Noche gélida, vestida de
negrura espesa, manto de las calles silenciosas que mis pasos mancillaban. Las
farolas titilaban somnolientas, un efecto agonizante similar al de las velas
cuando agotan el pabilo. No reconocí el lugar, sin duda el par de copas que
ingerí habían sido adulteradas, resultado de beber en ese bar para mí
desconocido.
Un pasillo de adoquín sobre
la acera me condujo a un callejón que no tenía salida. Las casonas de fachada
tétrica se abrazaban entre sí conformando una rotonda en esa zona. En el centro
del lugar había una fuente, similar a una bañera circular con remates de cantera.
Un viento singular golpeó mi
rostro, me sentí mareado. Mis ojos distinguieron lo pequeño de un recodo entre
las fincas. En el fondo se apreciaba una butaca de madera; decidí tumbarme
sobre ella, en espera de aclarar mi mente para continuar con mi camino sin
mayor problema.
Sobre el brocal de la fuente
puede distinguir un grillo, su estridulación sonaba lastimera. —¿Qué pasa,
pequeñín?—, le cuestionó mi mente. El silencio lo envolvió ipso facto, por un
momento pensé que aquel pequeño insecto había escuchado mi pregunta. Pronto
descubrí la razón de su mutismo…
Mis pupilas dilatadas enfocaron
la esbeltez de una silueta…, femenina, cuya edad al parecer se acercaba a los
50. Un gran abrigo de lana se ajustaba a su figura, dejando al descubierto sus
tacones, y también la gran costura de sus lycras negras.

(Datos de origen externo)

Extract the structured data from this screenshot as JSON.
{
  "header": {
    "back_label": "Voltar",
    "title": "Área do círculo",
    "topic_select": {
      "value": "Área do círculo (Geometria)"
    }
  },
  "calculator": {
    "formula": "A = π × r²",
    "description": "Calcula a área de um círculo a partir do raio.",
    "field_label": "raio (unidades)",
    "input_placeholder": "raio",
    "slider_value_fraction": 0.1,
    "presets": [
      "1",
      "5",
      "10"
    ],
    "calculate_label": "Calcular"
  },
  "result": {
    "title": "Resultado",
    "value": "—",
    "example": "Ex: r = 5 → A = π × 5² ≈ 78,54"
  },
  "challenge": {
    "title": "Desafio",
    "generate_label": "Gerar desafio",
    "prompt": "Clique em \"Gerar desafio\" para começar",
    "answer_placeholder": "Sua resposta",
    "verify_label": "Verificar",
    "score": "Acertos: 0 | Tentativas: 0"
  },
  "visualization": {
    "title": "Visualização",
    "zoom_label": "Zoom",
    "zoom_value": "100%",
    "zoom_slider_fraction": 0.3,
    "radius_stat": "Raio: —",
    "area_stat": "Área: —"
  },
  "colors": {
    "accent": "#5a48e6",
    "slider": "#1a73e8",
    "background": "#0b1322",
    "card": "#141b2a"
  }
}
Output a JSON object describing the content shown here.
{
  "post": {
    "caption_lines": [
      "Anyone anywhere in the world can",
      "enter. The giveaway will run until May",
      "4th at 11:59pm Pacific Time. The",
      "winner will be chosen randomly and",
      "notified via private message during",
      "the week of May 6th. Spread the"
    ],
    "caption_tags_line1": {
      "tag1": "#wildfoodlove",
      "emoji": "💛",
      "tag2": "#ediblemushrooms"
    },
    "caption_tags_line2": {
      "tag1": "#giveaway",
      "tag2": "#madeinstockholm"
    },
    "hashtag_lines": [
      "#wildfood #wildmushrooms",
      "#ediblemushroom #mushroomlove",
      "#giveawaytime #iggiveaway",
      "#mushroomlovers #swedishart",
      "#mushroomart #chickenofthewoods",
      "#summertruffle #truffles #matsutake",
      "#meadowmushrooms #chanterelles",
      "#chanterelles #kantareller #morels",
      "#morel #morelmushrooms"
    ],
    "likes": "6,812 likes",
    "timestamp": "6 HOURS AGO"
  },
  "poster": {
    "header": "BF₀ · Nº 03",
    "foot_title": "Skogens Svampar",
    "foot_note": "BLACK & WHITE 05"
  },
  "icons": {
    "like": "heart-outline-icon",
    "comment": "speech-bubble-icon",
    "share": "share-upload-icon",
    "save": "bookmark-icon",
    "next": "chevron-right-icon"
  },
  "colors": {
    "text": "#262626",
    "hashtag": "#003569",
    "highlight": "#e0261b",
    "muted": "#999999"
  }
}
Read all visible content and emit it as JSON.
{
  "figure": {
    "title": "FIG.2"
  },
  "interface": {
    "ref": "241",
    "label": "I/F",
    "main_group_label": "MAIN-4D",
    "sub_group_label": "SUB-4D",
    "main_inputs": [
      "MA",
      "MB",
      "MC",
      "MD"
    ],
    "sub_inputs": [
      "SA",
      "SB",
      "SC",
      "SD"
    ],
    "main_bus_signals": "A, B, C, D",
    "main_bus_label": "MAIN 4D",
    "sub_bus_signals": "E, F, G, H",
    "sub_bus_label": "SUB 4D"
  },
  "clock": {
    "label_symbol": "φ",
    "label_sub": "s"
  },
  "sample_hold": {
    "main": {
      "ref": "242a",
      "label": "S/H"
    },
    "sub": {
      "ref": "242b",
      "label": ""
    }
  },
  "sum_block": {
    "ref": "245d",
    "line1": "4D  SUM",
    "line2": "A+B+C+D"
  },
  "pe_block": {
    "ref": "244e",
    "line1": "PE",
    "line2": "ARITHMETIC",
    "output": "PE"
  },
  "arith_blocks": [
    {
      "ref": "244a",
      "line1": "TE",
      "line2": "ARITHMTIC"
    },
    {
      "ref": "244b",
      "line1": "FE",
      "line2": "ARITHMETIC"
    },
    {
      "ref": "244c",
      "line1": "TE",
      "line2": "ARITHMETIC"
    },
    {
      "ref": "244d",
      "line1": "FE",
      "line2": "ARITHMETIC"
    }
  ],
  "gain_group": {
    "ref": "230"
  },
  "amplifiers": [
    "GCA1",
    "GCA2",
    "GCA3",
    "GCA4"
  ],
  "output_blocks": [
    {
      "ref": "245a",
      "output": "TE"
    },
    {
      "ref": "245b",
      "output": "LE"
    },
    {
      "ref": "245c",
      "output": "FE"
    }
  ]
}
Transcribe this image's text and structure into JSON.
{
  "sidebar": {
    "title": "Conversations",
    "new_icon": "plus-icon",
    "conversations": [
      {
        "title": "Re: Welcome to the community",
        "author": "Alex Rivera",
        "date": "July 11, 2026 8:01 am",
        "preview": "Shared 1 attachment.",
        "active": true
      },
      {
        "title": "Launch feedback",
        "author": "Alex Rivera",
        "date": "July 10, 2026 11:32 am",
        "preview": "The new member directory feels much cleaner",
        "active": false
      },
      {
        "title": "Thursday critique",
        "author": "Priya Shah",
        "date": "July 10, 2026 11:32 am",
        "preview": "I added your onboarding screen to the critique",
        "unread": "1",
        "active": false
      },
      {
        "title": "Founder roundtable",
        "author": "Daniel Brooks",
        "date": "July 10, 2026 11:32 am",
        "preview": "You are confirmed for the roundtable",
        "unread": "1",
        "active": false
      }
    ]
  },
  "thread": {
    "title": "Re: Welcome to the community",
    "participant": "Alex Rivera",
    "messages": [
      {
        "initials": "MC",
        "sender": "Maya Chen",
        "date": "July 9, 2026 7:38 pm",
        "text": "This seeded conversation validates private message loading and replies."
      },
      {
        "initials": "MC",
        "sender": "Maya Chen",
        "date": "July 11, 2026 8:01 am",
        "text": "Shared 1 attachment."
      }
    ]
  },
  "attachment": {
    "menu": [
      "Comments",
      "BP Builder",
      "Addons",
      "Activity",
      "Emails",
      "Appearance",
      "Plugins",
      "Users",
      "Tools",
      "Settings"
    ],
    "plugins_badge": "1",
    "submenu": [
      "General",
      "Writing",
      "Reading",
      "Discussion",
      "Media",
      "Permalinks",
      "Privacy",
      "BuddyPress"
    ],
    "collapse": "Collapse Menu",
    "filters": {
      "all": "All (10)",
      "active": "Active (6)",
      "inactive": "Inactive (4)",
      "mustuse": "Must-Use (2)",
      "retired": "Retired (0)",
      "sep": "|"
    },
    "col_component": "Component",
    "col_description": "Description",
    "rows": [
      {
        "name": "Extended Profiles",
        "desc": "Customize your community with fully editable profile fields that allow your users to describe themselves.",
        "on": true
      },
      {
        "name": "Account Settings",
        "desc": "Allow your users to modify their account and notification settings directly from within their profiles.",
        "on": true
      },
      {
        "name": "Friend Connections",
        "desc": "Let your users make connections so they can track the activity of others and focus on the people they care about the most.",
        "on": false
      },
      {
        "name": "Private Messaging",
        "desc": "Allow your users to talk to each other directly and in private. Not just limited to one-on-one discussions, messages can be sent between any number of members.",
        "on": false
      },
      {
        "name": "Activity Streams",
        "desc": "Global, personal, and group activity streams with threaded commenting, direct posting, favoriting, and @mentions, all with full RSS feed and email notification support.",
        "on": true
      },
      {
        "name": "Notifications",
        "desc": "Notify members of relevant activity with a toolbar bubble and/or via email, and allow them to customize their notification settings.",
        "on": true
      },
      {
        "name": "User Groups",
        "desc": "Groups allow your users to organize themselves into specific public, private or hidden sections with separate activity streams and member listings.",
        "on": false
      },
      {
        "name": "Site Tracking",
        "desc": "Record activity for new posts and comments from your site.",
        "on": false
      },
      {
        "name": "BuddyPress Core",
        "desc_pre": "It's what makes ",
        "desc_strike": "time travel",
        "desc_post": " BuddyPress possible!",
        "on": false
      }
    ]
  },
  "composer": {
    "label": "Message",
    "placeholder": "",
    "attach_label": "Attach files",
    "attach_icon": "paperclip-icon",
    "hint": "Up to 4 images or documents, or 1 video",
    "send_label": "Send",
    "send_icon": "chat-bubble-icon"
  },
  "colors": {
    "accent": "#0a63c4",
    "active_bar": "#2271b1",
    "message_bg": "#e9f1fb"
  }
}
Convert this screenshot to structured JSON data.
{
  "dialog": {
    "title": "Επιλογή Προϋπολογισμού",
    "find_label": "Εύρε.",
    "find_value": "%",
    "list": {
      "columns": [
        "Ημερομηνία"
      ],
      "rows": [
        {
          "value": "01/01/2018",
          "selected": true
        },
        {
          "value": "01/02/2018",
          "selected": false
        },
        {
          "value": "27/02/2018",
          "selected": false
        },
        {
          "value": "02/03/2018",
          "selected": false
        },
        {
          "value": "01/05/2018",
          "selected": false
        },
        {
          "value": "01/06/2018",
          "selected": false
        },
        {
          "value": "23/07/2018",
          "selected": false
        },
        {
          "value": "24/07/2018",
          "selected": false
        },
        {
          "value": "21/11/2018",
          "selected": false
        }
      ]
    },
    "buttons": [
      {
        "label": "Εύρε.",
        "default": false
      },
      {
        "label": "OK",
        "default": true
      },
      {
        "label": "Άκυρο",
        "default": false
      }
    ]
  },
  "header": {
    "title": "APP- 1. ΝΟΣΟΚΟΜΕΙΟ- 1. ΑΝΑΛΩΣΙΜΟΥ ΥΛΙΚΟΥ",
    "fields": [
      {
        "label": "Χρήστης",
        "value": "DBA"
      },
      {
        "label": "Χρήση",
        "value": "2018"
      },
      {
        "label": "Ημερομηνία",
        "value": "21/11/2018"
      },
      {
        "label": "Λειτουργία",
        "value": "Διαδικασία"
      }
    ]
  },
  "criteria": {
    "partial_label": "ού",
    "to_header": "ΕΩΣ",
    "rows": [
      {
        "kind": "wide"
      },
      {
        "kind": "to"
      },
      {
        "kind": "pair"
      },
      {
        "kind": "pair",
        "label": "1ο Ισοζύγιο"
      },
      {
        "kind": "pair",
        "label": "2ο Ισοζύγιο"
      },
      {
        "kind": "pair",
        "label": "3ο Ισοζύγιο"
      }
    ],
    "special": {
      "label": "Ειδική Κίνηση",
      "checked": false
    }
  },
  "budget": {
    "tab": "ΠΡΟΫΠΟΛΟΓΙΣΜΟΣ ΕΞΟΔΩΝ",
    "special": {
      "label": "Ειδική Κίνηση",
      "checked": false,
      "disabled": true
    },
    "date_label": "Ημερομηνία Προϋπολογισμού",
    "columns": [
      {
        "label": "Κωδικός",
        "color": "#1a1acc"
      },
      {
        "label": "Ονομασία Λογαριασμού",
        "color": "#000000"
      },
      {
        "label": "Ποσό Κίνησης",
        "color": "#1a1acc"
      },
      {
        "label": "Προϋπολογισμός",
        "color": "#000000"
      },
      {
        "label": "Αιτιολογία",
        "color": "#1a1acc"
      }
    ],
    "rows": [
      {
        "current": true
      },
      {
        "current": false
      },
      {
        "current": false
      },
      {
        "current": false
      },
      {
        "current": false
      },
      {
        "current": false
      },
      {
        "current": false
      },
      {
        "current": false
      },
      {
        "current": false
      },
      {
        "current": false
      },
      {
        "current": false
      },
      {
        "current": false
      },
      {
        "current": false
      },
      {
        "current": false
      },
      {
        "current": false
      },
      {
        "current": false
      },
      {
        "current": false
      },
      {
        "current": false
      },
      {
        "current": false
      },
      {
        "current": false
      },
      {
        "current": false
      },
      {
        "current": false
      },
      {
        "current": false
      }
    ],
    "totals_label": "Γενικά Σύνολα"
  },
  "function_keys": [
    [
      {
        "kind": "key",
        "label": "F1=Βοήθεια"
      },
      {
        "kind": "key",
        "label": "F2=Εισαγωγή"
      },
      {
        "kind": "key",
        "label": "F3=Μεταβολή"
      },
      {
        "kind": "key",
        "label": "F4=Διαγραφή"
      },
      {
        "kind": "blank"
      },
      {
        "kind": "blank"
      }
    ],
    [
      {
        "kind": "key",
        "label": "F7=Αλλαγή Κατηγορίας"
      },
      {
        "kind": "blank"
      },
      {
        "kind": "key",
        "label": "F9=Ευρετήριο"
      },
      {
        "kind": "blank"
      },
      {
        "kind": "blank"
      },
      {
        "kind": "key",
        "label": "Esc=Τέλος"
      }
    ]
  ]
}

Ante mi asombro, el grillo
se giró para quedar de frente a ella. El compás de mi respiración se había
alargado —¡Qué diablos!—, espetó mi mente, palabras que no pude pronunciar por
lo que estaba viendo. La mujer se despojó del paletó sin sospechar que mi
persona se encontraba en el lugar sin más invitación que mi lamento.
Bragas y sostén haciendo
juego con la medias, estampado todo a la famélica estructura de su anatomía.
Movimientos de sensualidad dieron comienzo, un ritual que sin lugar a dudas sentenciaba
la agonía de un espasmo virginal ya casi muerto.
—Por las horas de implacable
sufrimiento que me has dado, vida—, susurró la damisela.
Entró en la fuente, sin
importar que la temperatura de sus aguas estuviera en cero grados. Después de
acariciar lascivamente su entrepierna, su diestra se introdujo en la abertura
que asomaba en la cantera. Una daga fue extraída, la mujer la colocó en su
pecho, del lado del corazón, hundiendo sin piedad el filo al tiempo que
pronunciaba… —Del dolor me queda todo, del amor no queda nada.